Juliette: I'd love it. I want it to be super strange though like Terry Gilliam style or Bob Fosse.
Nathaniel: John Cameron Mitchell, maybe. Like a Hedwig sort of energy?
Juliette: YES. I actually met with him. He wanted me to play Hedwig somewhere. Wouldn't that be neat? In the play. Wouldn't that be interesting?
When my time was up -- promotional rounds have tight time frames -- Juliette offered to keep chatting, holding the clockwatcher (i.e. publicist) at bay. "He has a million great questions!" We ended by chatting for a few minutes about Kathyrn Bigelow's Strange Days, her recent Oscar win (Juliette was "over the moon" about it) and the birth of Juliette's own music career by way of P.J. Harvey's songs.
I told her about the first time I saw Strange Days and being as thunderstruck watching her as Ralph Fiennes was from his crosswalk overlook. It was hard not to think of her as a fully formed rock star. This wasn't pretend. At first Juliette rejected the Faith/Juliette comparison and amusingly described her vision of her self with sing-song wit.
Juliette: It was very much Kathyrn's vision of what she was so it wasn't me per se. Faith is really damaged.
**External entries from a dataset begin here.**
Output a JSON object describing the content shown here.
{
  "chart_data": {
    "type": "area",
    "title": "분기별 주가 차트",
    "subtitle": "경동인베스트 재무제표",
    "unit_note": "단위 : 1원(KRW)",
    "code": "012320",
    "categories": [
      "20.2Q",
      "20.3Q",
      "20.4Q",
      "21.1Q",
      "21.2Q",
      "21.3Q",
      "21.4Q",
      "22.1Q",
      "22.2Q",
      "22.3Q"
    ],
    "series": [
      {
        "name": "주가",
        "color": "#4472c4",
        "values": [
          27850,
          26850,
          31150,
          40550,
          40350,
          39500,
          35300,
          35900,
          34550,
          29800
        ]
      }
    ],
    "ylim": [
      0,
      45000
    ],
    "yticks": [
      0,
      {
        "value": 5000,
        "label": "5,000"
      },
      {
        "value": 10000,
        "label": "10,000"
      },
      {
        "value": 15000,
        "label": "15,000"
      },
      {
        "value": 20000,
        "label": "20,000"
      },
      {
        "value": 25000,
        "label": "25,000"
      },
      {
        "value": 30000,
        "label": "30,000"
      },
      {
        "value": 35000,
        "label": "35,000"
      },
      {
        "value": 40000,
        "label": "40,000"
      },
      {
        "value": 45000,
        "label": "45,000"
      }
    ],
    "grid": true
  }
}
I'm a much different creature on stage -- I like to think a superhero or a magical pixie -- but, yes, that was amazing. That's when P.J. Harvey entered my life as a musician. I just drank her up. There's nothing like her.
Nathaniel: Well, to me Strange Days was your debut as a rock star; it was the start of the music career before the music career actually started.
Juliette: [Suddenly excited] What I'm not telling you is that it did! I was a closeted songwriters/singer. I was keeping it in because it was the most personal -- too vulnerable. Having to sing for a role made me step out and go 'remember this? You're a singer.' But I still wasn't ready because I was so self critical. I had to go through some changes in my life. I finally did it when I was approaching age 30. A little bit late but i'm making up for lost time.
Nathaniel: Hey, late bloomers... that's fine. I started writing when I was approaching 30 and now I don't love anything else more.
Juliette: Isn't that amazing? It's like 'This is who I was all along and now I finally let it out.'
Let it out, Juliette. Keep letting that magic out.